Berlin-based fintech Solaris is aiming to triple its revenue to €300mn in the next two years despite job cuts, struggling clients and a recent rebuke from its regulator.
Solaris, which has a German banking licence and offers white-label banking services to fintechs and corporate clients, has long been a poster child of Berlin’s buzzing start-up scene, having raised €400mn from investors including credit card group Visa and Spain’s BBVA.
Revenue doubled to €101mn last year, making it one of Europe’s biggest so-called “banking as a service” providers, and it acquired UK peer Contis in January. Although it recorded a pre-tax loss of €34mn in 2021, Solaris said it is on track to become profitable by the end of this year.
However, its rapid growth has recently hit a speed bump after clients such as online lender Nuri filed for insolvency and other cash-strapped fintechs reined in their growth plans as funding became more scarce. Financial regulator BaFin also this year rebuked Solaris for organisational flaws, parachuting in a special monitor, imposing tighter capital requirements and insisting on approving any new customers.
Departing chief executive Roland Folz, who will leave after more than six years at the top by the end of April, acknowledged that “2022 has been a very, very difficult year”.
His successor, Carsten Höltkemeyer, the former Germany chief executive of Barclaycard and currently the chair of Düsseldorf-based fintech auxmoney, will join the board in November before assuming his new role in May.
He outlined Solaris’s growth plans to the Financial Times in his first interview since the appointment was announced. “I see the potential of €300mn net revenues [by 2024], and of course have the ambition to achieve it,” he said.
Although he said meeting the goal would partly depend on wider market conditions, he said the bulk of the increase is already locked in for the group after it won Europe’s largest motoring association, ADAC, as a client. This will mean it will begin processing 1.3mn ADAC-branded credit cards from 2023, which alone will generate more than €100mn in additional annual revenue. Meanwhile, rising interest rates are predicted to add an additional €25mn per year.

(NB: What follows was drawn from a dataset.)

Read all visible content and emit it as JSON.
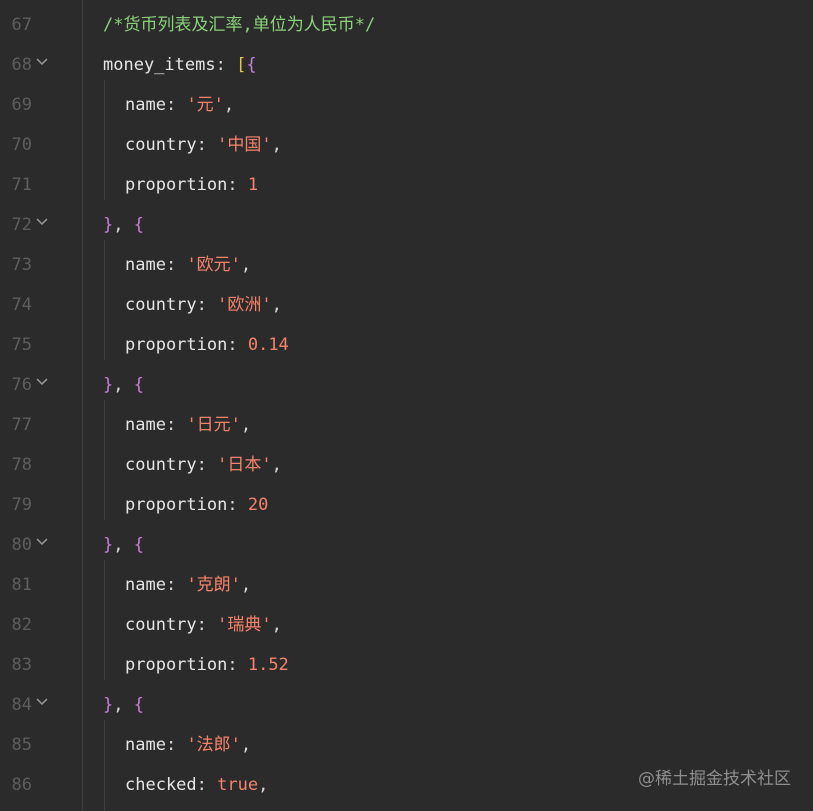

However, Höltkemeyer said that he could not rule out additional job cuts on top of those already announced earlier this year, when the lender cut close to 10 per cent of its workforce of 750 employees. “At the moment, we are jointly evaluating the [headcount] situation and are assessing how to find the right balance between further growth and efficiency,” he said.
Pointing to his experience in dealing with financial regulators, Höltkemeyer said that he wants to make compliance “one of [Solaris’s] core competencies”, adding he welcomed the presence of the special monitor, as it meant an “intensive dialogue” with BaFin.